La crisis moral desencadenada en la
protagonista Iris (Samantha Morton) por la muerte de su madre es el tema que
estructura la trama –palabra demasiado generosa para una mera sucesión de
estados anímicos– de la ópera prima de Carine Adler. Para desahogar sus
penas, Iris explorará su sexualidad, entregando el cuerpo a cuanto hombre
se le cruce. También comentará sus desahuciados pensamientos en voz en off
y describirá sus relaciones; las imágenes de los encuentros amorosos –también
hay masturbaciones– de la protagonista están acompañadas de meticulosos
monólogos en los que explicita sus sensaciones físicas.
Samantha Morton (la mudita de Dulce y melancólico) interpreta con
eficacia a una chica de movimientos torpes y aniñados, que contrastan con
el desenfreno de sus apetitos sexuales. Su actuación es quizá lo mejor de
esta película, pobre en invenciones por donde se la quiera mirar.
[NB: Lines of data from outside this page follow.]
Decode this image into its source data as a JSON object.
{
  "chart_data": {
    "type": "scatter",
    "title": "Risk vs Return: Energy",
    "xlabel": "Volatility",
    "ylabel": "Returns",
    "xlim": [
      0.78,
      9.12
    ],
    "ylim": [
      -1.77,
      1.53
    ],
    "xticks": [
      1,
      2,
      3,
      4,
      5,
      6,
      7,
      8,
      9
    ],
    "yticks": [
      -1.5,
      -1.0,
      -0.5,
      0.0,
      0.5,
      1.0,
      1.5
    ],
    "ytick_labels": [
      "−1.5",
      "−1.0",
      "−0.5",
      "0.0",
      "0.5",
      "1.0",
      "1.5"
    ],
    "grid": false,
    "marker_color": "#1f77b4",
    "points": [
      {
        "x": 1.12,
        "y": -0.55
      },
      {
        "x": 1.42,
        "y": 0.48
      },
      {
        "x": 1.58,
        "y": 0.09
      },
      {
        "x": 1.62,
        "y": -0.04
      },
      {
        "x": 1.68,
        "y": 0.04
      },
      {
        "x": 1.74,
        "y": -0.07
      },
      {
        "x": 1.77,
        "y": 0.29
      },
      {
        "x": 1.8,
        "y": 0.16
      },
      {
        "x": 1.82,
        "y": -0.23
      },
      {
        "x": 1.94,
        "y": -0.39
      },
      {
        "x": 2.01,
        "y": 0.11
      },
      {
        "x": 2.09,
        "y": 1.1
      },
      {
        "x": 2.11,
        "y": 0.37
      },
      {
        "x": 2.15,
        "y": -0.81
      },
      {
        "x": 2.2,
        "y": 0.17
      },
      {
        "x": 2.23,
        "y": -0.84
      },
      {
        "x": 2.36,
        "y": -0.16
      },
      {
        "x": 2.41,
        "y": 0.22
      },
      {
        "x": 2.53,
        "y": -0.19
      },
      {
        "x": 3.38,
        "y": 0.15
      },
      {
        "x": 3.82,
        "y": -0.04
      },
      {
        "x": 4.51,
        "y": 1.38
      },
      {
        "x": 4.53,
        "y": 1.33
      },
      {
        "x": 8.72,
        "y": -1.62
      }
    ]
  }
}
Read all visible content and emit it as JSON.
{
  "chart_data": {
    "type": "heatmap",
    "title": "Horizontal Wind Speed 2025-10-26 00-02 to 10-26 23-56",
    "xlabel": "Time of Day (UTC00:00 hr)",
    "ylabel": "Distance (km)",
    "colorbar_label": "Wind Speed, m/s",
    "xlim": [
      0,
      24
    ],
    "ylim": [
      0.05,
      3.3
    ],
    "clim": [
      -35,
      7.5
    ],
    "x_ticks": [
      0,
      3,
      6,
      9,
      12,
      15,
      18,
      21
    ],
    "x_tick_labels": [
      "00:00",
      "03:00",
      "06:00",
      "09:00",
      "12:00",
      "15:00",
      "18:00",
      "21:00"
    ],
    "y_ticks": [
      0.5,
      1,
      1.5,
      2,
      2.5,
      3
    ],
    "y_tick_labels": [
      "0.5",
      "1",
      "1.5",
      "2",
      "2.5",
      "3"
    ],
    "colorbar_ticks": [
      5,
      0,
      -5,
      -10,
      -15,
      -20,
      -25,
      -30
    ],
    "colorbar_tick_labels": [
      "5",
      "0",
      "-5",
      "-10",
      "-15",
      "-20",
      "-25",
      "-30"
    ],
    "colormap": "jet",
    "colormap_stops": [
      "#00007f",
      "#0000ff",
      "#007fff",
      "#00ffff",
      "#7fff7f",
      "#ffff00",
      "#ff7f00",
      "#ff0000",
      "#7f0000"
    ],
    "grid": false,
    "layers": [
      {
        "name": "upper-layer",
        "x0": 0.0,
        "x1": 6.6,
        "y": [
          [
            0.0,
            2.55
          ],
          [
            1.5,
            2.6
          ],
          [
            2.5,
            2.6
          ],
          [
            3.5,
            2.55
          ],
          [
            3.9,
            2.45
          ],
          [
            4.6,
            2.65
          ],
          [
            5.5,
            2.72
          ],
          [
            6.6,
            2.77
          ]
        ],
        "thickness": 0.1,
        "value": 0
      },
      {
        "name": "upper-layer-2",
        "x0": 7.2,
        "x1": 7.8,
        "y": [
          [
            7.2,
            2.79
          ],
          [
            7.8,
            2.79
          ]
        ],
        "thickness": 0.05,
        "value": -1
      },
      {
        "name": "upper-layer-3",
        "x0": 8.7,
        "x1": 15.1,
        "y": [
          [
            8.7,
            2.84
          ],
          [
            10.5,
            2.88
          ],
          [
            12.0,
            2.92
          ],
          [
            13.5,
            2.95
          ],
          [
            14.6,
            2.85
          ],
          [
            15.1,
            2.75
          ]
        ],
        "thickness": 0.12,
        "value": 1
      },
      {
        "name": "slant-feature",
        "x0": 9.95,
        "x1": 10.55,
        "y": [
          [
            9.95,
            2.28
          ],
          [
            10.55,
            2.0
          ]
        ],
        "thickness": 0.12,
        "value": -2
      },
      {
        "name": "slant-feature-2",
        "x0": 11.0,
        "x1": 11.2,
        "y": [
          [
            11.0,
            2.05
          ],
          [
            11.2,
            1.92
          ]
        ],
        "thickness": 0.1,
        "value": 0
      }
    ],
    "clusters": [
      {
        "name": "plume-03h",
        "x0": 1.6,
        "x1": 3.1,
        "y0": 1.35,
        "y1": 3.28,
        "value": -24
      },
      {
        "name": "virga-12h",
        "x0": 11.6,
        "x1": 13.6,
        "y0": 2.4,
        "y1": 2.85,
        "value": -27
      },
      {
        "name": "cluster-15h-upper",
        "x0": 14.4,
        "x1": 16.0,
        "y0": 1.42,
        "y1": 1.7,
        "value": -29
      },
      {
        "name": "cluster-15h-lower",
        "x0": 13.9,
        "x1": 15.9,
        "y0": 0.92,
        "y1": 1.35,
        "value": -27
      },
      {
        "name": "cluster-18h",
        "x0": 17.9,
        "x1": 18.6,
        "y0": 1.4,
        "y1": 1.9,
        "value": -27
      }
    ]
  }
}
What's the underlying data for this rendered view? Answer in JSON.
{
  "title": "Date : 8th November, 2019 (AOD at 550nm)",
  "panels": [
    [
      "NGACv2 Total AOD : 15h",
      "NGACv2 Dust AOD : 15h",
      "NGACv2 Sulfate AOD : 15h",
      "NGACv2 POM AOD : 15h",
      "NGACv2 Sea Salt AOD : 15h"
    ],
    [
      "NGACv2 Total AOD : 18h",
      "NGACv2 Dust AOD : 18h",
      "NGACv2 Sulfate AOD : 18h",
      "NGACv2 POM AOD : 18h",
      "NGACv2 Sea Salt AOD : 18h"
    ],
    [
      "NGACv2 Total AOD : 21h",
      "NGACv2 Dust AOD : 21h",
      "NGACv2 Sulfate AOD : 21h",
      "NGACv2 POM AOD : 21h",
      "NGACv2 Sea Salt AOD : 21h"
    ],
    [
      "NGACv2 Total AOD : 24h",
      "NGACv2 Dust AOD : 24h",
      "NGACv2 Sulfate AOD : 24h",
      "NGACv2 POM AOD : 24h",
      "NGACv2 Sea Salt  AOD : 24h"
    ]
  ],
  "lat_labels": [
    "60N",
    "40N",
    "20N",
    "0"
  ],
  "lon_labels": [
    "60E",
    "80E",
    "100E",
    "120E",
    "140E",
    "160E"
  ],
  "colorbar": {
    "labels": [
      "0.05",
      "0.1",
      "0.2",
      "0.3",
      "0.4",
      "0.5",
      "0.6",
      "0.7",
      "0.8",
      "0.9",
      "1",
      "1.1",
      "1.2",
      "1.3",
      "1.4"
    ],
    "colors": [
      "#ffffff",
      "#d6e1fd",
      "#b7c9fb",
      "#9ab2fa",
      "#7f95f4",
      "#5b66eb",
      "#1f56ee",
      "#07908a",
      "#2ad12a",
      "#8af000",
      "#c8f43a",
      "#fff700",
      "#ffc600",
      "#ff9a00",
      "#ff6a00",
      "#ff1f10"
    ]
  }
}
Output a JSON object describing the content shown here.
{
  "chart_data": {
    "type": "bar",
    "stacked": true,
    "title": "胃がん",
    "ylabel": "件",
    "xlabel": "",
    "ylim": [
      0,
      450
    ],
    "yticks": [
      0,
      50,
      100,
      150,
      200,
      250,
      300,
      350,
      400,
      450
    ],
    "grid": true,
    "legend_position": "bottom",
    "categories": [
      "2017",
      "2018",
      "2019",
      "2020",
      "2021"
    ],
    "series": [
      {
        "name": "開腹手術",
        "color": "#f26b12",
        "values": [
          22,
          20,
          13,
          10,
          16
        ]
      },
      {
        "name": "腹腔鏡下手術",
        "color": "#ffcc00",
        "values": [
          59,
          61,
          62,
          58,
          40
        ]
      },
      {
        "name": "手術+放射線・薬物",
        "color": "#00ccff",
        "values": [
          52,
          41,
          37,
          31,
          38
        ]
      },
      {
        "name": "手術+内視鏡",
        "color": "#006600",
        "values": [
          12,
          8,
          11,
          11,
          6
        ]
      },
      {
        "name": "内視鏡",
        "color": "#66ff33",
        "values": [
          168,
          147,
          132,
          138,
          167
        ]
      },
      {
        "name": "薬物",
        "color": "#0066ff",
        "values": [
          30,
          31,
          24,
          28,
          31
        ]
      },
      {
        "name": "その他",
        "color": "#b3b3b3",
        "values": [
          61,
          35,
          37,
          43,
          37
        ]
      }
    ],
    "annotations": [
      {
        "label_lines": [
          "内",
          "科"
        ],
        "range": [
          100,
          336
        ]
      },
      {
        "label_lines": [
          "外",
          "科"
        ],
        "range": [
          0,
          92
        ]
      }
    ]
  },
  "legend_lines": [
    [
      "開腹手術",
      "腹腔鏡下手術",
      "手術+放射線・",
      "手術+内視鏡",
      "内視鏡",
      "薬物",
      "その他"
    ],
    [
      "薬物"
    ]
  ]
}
Es fácil explicar esta pobreza: una idea no basta para desarrollar un
argumento, menos cuando los experimentos formales son recatados: cámara en
movimiento, puesta en escena marcadamente esteticista y poco más.
Ciertas escenas recuerdan a La caída de los ángeles (es decir, a
lo peor de Wong Kar-Wai). Ciertos datos del vestuario remiten a otra
obra de este director, Chungking Express; Iris usa la peluca de su
madre y anteojos de sol. Nos viene al pelo, por la pretensión estética, la
comparación con este director, que en sus mejores obras, como en la última
mencionada, sí sabe combinar los recursos formales con invenciones
circunstanciales interesantes (¿recuerdan la voz en off que comenta con
detalle horario el rozamiento en la calle de los enamorados personajes?; ¿y
la melancolía que sugería el vencimiento de la lata de conserva?). La
directora primeriza de A flor de piel, en cambio, mezcla música
tecno con desgarramiento emocional. Y su "poética" siempre se ve
eclipsada por la falta de un elemento que contenga y desarrolle la idea de
la trama.
Imaginen una historia similar pero con un protagonista masculino: el
hombre, desconsolado por una muerte, se tira a todas las muchachas
que se le cruzan en el camino. ¿No sería una propuesta demasiado simple,
elemental, grosera incluso? Ahora, vuelvan a pensar en una mujer como
protagonista. Conclusión: extrañamos a Doris Dörrie, a Jane Campion, que
cuando hablan de mujeres las abordan, esencialmente, como seres humanos. En A
flor de piel, más allá de la "ruptura" de alguna convención
sexista ya superada, no aparece aporte alguno a la temática femenina, ni a
la masculina, ni a la cinematográfica.